By Remitbee - May 25, 2021
If you’re looking to invest at the moment, you can’t go wrong with energy and technology stocks. There has been constant fluctuation over the last decade but many companies are making a come-back as the economic stress of the pandemic begins to settle.
Canada’s prices in oil and gas have gained momentum over the last year and are forecasted to keep growing as the demand for oil has been high while countries prepare for the supply needed after threats of COVID-19 fade. Technology has also seen impressive growth over the last year as many companies have expanded and adapted to the needs of those shifting to remote working models.
The thing all these companies have in common is that they benefit from strong cash flow and have solid management teams and asset bases. Here are some stocks to watch over the coming weeks.
Suncor Energy (TSX: SU) (NYSE: SU)
Canadian energy company, Suncor leads the market in oil sands, exploration, refining, and marketing. Suncor is one of many companies that are trying to clean up their footprint and work on reducing carbon emissions; their stock is expected to gain strength due to growing oil and gas prices. What also makes this company so appealing to investors is its integrated business model. The Motley Fool noted that Suncor will benefit from “rising oil and gas prices while being sheltered from price swings.”
Within the last quarter, the company’s cash flow has doubled from $1 billion in Q1 2021 to $2 billion. This can be attributed to rising commodity prices throughout the Canadian economy, “but it was also helped by Suncor’s relentless focus on cost reductions.”
Canadian Natural Resources (TSX: CNQ) (NYSE: CNQ)
Known for their top-tier oil and gas stock, Canadian Natural Resources has been on investor's radar due to the company’s long lifespan and their low-decline assets. Their stock has bounced back over the last year due to large amounts of cash flow; in Q1 their operating cash flow grew by 60% and expected to come in at almost $8 billion USD by the end of the year. The highly predictable stock requires comparatively low capital expenditures and has an asset base that is “resilient, diversified and flexible.”
Right now, Canadian Natural’s cash flow is being used to shrink debt, but investors should be prepared to see a dramatic increase as, the “company has a history of 21 years of growing its dividend at a compound annual growth rate of 20%. The company increased its dividend by another 11% this quarter.”
Cenovus Energy (TSX: CVE) (NYSE: CVE)
Cenovus leads the way in oil sand production and on top of that has assets in natural gas and conventional oil. Recently many investors have been watching to see how the company will stabilize after acquiring Husky Energy; the anticipated result is that “the company now stands to gain big off of the significant amount of synergies.” Cash flows are expected to increase greatly over the coming months which will peak investor's interest this summer.
Salesforce Inc (NASDAQ: CRM)
Have been at the forefront of investor’s minds throughout the last year and have been more attracted to the stock based on how countries are easing out of the pandemic. According to the Insider Monkey, “Fisher Asset Management raised its position in Salesforce by 3% to 1.93% of the overall portfolio at the end of the first quarter.”
Investment Management firm Polen Capital noted that the recent dip in Salesforce stock is a prime buying opportunity. Following the acquisition of Slack for $28 billion, the company’s stock has been in flux due to the process of integration but as soon as the company stabilizes, traders anticipate a surge in the company’s share prices.
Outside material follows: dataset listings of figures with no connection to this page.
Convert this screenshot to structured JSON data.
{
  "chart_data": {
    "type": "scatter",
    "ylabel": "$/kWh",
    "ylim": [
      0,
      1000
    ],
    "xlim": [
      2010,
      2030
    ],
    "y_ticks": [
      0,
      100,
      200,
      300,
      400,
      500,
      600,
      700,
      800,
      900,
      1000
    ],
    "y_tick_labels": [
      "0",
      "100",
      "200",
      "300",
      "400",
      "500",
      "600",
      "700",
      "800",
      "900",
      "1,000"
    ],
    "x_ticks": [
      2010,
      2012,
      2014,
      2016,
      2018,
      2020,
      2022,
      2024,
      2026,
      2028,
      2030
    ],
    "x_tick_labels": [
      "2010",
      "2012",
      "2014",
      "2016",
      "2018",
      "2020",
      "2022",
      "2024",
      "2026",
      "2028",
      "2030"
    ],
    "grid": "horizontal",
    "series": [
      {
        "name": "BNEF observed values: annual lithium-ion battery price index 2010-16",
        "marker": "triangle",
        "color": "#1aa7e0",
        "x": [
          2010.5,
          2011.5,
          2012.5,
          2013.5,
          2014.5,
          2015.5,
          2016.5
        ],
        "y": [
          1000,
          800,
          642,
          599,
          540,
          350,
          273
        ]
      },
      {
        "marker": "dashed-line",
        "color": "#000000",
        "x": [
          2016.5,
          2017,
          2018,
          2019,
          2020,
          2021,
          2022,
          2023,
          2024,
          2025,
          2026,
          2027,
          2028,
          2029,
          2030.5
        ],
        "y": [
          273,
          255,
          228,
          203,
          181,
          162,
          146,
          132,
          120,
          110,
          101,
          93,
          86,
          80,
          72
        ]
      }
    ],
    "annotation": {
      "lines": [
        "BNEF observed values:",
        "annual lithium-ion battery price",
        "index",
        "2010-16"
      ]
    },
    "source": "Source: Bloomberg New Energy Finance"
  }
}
Polen Capital stated that “although the purchase price is high in absolute dollars it represents less that 15% of Saleforce’s market capitalization” and expects the company to continue gaining earnings and free cash flow growth moving forwards.
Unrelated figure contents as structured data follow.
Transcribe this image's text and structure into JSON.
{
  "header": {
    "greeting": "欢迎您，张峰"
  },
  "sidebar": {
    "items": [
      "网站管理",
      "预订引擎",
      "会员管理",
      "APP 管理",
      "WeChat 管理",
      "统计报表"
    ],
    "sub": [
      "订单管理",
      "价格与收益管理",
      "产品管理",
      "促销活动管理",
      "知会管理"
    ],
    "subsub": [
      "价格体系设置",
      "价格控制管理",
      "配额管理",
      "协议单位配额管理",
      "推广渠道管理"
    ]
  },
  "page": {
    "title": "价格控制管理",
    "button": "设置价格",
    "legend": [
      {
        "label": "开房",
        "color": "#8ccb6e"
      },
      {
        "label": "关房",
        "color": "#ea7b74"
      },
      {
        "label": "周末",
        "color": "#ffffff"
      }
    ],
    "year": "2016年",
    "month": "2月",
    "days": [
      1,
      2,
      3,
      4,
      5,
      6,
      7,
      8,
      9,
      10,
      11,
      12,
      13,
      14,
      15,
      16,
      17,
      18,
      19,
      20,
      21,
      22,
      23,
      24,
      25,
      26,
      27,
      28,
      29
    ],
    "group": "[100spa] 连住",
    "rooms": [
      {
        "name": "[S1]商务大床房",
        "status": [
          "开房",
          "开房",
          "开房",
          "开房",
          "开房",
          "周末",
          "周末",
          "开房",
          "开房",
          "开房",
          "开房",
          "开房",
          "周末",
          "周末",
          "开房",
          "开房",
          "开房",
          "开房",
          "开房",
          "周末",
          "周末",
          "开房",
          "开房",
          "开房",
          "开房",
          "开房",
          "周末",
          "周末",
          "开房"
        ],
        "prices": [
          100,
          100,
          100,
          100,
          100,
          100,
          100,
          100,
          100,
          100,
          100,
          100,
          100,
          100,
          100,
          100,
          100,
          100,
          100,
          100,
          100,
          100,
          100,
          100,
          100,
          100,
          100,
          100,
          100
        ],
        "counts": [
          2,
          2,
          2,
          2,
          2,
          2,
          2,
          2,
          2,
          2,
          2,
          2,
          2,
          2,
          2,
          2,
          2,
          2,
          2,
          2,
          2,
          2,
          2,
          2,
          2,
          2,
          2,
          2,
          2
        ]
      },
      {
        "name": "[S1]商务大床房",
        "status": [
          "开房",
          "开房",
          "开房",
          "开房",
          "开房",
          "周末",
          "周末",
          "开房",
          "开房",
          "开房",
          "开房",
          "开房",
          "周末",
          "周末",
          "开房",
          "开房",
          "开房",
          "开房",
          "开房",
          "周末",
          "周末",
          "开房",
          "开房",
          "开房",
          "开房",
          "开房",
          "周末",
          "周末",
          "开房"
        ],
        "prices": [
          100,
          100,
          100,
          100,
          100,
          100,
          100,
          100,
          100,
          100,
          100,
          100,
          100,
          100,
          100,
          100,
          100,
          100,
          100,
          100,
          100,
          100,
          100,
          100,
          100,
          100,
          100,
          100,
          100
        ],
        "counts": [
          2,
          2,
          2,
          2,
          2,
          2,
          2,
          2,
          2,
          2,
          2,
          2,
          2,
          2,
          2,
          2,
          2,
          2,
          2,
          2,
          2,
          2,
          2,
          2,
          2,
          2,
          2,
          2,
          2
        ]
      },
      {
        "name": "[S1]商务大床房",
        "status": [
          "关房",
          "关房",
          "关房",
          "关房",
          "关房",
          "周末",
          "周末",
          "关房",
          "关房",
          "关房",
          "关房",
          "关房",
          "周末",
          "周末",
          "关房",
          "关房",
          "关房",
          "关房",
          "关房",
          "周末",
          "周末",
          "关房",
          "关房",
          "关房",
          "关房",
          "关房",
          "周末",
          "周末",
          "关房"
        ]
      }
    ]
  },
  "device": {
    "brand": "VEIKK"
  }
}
Tencent Holdings Limited (OTC: TCEHY)
Tencent Holdings Limited is an investment holding company based out of China and has been a member of Fisher Asset Management’s portfolio since 2012. The company has been working on providing value-added services (VAS) and online advertising services while offering online games and social network services.
The company’s revenue has been growing fast over the last few years; Tencent Holdings added more than 900,00 shares to its existing position during the first quarter this year and “shares grew 6.5% since the beginning of this year, extending the twelve-month gains to 36%.”
Adobe Inc (NASDAQ: ADBE)
Software company Adobe has seen bullish tendencies as Ken Fisher debates the future of the company. After initiating a stake in the company in 2018, the firm has raised their existing stakes by 3% to 2.01% of the overall portfolio in the first quarter, and investors have been following up after Adobe’s strong performance in 2020.
Polen Capital stated that Adobe is a great example of first-quarter rotations, holding a strong position in the market. Having “higher leverage and lower profitability”, Adobe’s stocks gained popularity over the past quarter. The company shares have “low leverage, high levels of profitability, high recurring revenues that mitigate cyclicality” which are all beneficial market factors investors are considering.